Ethereum mining rewards hit all-time high. Here’s why it matters
Ethereum is up more than 180% since March 2020 lows, but data from the blockchain suggests the world’s second-most popular digital asset may have further to climb.
Measurements compiled by Glassnode, a blockchain analysis company, shows a number of metrics have passed even their late-2017 highs, including the amount of gas used in transactions and record earnings for proof-of-work miners currently supporting the blockchain.
The data shows a notably different market foundation from that which existed when Ethereum logged epic all-time highs over $1,400 more than two years ago, lending credibility to the idea that additional gains may be in the cards.
It’s been well reported by now that fees on the Ethereum network are some of the highest they’ve ever been (and might be pulling Bitcoin fees up along with them). Glassnode data shows, however, that the difficulty and hash rate for proof-of-work mining activity that currently secures the Ethereum blockchain are down nearly 25% since topping out in Summer 2018.
A lower hash rate means ETH miners can process more transactions with the same hardware. And while the minting of new Ethereum as rewards for moving the blockchain forward has remained steady since February 2019, less hash power overall means more of the gas paid for Ethereum transactions goes to each miner.

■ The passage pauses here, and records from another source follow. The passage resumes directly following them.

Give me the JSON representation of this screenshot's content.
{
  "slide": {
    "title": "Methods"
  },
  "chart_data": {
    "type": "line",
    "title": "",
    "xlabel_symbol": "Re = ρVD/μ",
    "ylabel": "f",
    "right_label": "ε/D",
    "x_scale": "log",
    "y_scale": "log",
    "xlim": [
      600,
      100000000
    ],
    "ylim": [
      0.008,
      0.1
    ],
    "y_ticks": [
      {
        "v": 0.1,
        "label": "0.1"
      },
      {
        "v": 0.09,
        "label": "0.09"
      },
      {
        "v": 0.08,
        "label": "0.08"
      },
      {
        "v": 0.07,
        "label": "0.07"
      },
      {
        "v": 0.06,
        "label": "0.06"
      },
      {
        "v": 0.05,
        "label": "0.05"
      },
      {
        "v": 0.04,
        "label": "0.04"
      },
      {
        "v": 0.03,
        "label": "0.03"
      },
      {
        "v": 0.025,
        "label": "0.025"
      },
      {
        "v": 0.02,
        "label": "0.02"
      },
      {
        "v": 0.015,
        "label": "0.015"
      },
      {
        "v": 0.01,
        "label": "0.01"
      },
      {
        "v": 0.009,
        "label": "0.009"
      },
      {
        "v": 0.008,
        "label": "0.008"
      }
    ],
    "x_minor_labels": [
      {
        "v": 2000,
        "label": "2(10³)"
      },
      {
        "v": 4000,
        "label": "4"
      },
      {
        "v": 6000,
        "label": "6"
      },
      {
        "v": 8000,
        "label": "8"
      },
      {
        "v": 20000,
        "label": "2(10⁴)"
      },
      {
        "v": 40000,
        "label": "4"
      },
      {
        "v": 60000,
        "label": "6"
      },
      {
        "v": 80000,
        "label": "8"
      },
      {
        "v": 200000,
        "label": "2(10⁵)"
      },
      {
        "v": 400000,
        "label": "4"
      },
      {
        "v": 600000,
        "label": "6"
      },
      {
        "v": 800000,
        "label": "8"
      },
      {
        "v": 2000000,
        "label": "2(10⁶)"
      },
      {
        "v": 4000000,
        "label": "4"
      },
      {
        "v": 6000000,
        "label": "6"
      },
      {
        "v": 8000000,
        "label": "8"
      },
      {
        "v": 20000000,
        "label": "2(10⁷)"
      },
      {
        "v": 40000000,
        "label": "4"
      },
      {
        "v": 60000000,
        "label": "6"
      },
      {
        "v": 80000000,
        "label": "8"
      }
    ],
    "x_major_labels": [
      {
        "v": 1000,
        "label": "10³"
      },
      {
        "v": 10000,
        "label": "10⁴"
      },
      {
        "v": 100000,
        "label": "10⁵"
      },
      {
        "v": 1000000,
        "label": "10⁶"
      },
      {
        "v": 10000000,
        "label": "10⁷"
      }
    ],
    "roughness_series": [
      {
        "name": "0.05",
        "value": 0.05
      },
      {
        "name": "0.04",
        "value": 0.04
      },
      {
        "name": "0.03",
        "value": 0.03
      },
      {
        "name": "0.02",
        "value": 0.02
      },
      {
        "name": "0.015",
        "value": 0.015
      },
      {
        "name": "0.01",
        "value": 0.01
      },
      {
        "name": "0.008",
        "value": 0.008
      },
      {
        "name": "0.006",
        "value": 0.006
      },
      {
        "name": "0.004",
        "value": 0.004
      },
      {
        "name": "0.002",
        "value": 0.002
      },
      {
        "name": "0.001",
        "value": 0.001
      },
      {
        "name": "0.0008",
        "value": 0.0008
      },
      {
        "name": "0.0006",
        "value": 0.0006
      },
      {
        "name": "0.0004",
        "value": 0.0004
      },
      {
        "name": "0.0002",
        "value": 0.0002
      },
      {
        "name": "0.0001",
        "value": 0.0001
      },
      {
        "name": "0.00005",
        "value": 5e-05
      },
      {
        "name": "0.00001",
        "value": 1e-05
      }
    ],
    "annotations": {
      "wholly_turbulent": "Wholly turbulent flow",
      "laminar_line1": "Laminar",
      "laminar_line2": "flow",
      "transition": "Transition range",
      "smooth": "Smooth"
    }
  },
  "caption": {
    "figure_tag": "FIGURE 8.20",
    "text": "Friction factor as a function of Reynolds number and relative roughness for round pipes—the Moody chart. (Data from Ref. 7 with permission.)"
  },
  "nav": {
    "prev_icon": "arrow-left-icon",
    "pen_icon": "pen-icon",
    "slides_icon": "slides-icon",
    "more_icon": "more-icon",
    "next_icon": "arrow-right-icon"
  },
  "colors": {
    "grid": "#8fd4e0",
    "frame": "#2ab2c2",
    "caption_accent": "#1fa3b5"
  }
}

As a result, ETH miners have started to see days where more than 16%, and on some days more than 19%, of all revenue is generated through fees paid to broadcast transactions to the network. By comparison, miner earnings from fees during early January 2018, when ETH prices were at their peak, never topped 15%.
The takeaway is that infrastructure providers for the Ethereum network are increasingly earning their keep as a result of real activity on the blockchain, especially when compared to previous periods of high activity and price optimism.

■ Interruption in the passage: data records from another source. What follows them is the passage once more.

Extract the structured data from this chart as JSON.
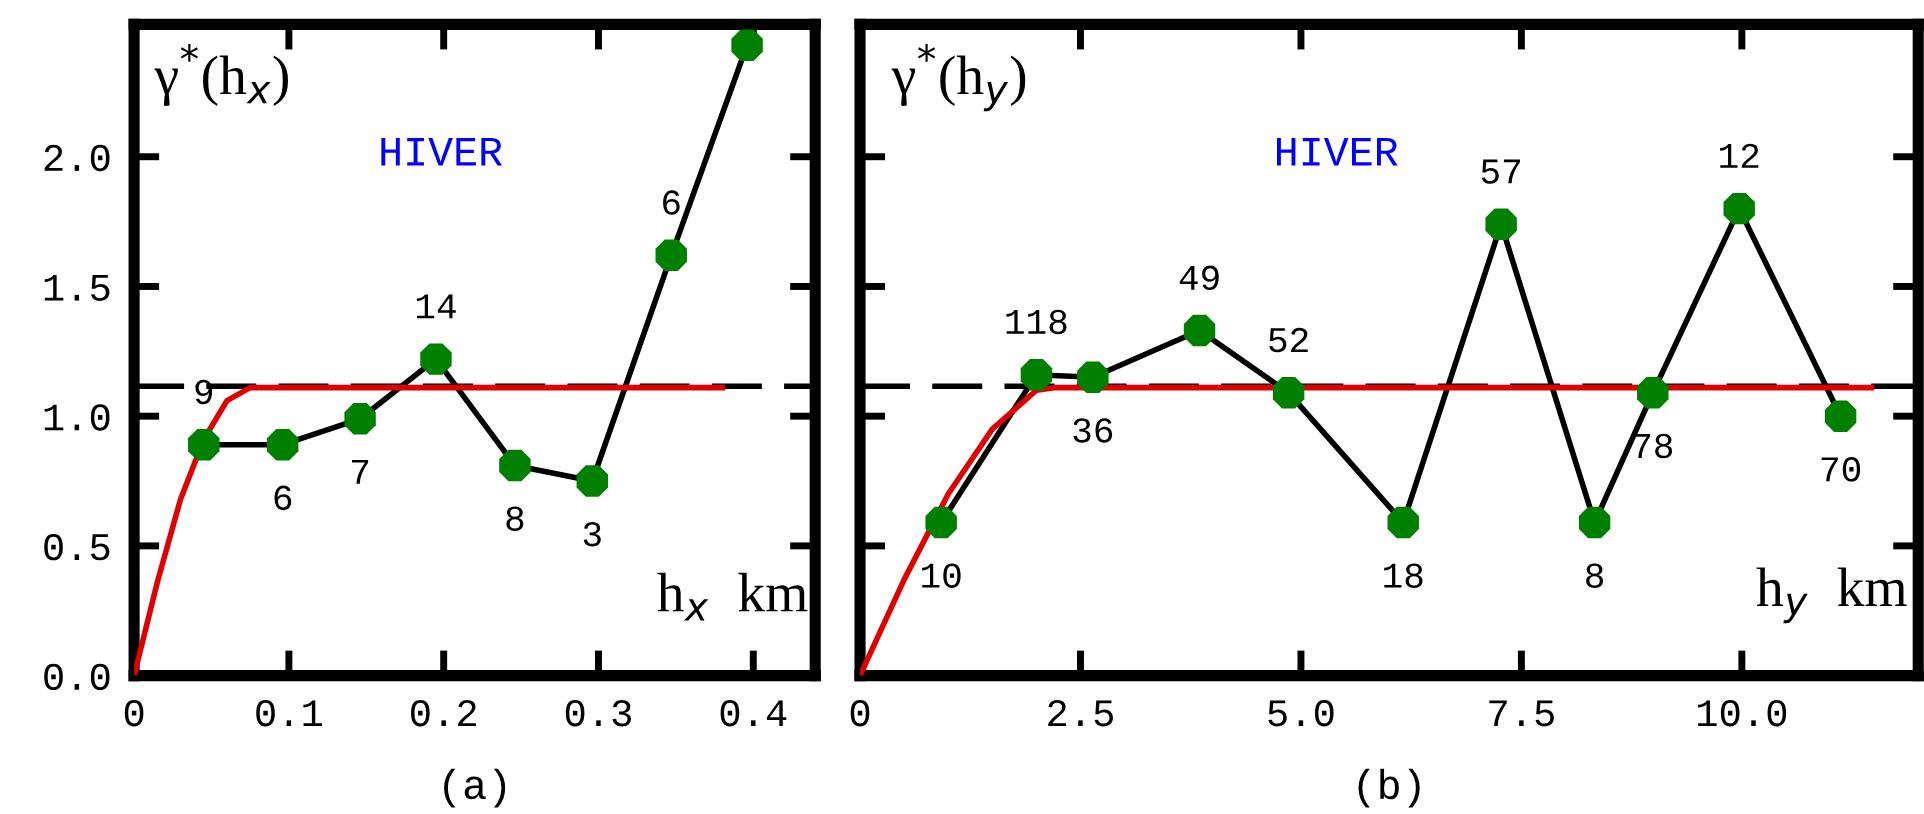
{
  "chart_data": [
    {
      "type": "line",
      "title": "(a)",
      "xlabel": "h$_{x}$  km",
      "ylabel": "γ$^{*}$(h$_{x}$)",
      "annotations": [
        "HIVER",
        {
          "text": "9",
          "x": 0.045,
          "y": 0.89
        },
        {
          "text": "6",
          "x": 0.096,
          "y": 0.89
        },
        {
          "text": "7",
          "x": 0.146,
          "y": 0.99
        },
        {
          "text": "14",
          "x": 0.195,
          "y": 1.22
        },
        {
          "text": "8",
          "x": 0.246,
          "y": 0.81
        },
        {
          "text": "3",
          "x": 0.296,
          "y": 0.75
        },
        {
          "text": "6",
          "x": 0.347,
          "y": 1.62
        }
      ],
      "xlim": [
        0,
        0.44
      ],
      "xticks": [
        {
          "value": 0,
          "label": "0"
        },
        0.1,
        0.2,
        0.3,
        0.4
      ],
      "ylim": [
        0,
        2.51
      ],
      "yticks": [
        {
          "value": 0,
          "label": "0.0"
        },
        0.5,
        {
          "value": 1,
          "label": "1.0"
        },
        1.5,
        {
          "value": 2,
          "label": "2.0"
        }
      ],
      "grid": false,
      "ref_lines": [
        {
          "axis": "y",
          "value": 1.115,
          "color": "#000000",
          "line_style": "dashed"
        }
      ],
      "series": [
        {
          "color": "#000000",
          "marker": "circle",
          "colors": [
            "#008000",
            "#008000",
            "#008000",
            "#008000",
            "#008000",
            "#008000",
            "#008000",
            "#008000"
          ],
          "x": [
            0.045,
            0.096,
            0.146,
            0.195,
            0.246,
            0.296,
            0.347,
            0.396
          ],
          "values": [
            0.89,
            0.89,
            0.99,
            1.22,
            0.81,
            0.75,
            1.62,
            2.43
          ]
        },
        {
          "color": "#e00000",
          "x": [
            0,
            0.015,
            0.03,
            0.045,
            0.06,
            0.075,
            0.38
          ],
          "values": [
            0,
            0.36,
            0.68,
            0.91,
            1.06,
            1.11,
            1.11
          ]
        }
      ]
    },
    {
      "type": "line",
      "title": "(b)",
      "xlabel": "h$_{y}$  km",
      "ylabel": "γ$^{*}$(h$_{y}$)",
      "annotations": [
        "HIVER",
        {
          "text": "10",
          "x": 0.92,
          "y": 0.59
        },
        {
          "text": "118",
          "x": 2.0,
          "y": 1.16
        },
        {
          "text": "36",
          "x": 2.64,
          "y": 1.15
        },
        {
          "text": "49",
          "x": 3.85,
          "y": 1.33
        },
        {
          "text": "52",
          "x": 4.86,
          "y": 1.09
        },
        {
          "text": "18",
          "x": 6.16,
          "y": 0.59
        },
        {
          "text": "57",
          "x": 7.27,
          "y": 1.74
        },
        {
          "text": "8",
          "x": 8.33,
          "y": 0.59
        },
        {
          "text": "78",
          "x": 8.99,
          "y": 1.09
        },
        {
          "text": "12",
          "x": 9.97,
          "y": 1.8
        },
        {
          "text": "70",
          "x": 11.12,
          "y": 1.0
        }
      ],
      "xlim": [
        0,
        12.0
      ],
      "xticks": [
        {
          "value": 0,
          "label": "0"
        },
        2.5,
        {
          "value": 5,
          "label": "5.0"
        },
        7.5,
        {
          "value": 10,
          "label": "10.0"
        }
      ],
      "ylim": [
        0,
        2.51
      ],
      "yticks": [
        0,
        0.5,
        1,
        1.5,
        2
      ],
      "tick_labels": "x",
      "grid": false,
      "ref_lines": [
        {
          "axis": "y",
          "value": 1.115,
          "color": "#000000",
          "line_style": "dashed"
        }
      ],
      "series": [
        {
          "color": "#000000",
          "marker": "circle",
          "colors": [
            "#008000",
            "#008000",
            "#008000",
            "#008000",
            "#008000",
            "#008000",
            "#008000",
            "#008000",
            "#008000",
            "#008000",
            "#008000"
          ],
          "x": [
            0.92,
            2.0,
            2.64,
            3.85,
            4.86,
            6.16,
            7.27,
            8.33,
            8.99,
            9.97,
            11.12
          ],
          "values": [
            0.59,
            1.16,
            1.15,
            1.33,
            1.09,
            0.59,
            1.74,
            0.59,
            1.09,
            1.8,
            1.0
          ]
        },
        {
          "color": "#e00000",
          "x": [
            0,
            0.5,
            1.0,
            1.5,
            2.0,
            2.2,
            11.47
          ],
          "values": [
            0,
            0.37,
            0.7,
            0.95,
            1.1,
            1.11,
            1.11
          ]
        }
      ]
    }
  ]
}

Total gas use is another area where Ethereum has grown vastly beyond levels seen during all-time high prices. Total gas used has nearly doubled compared to January 2018, as Ethereum transactions move beyond simple sending and receiving between personal wallets or exchanges into the substantially more complex (and expensive) operations carried out by smart contracts used in DeFi activity.
The market shift from speculation on decentralized applications “coming soon” to the use of functional applications for lending, borrowing, and earning returns is reflected in significantly higher gas usage—will price be next?
Much about the inner workings of Ethereum are set to change with the rollout of Eth2, the long-awaited (and much delayed) upgrade to the network. This includes the number of transactions that can be processed each second, as well as the very nature of how blocks are generated within the network. Until then, there appears to be plenty for ETH holders to feel optimistic about.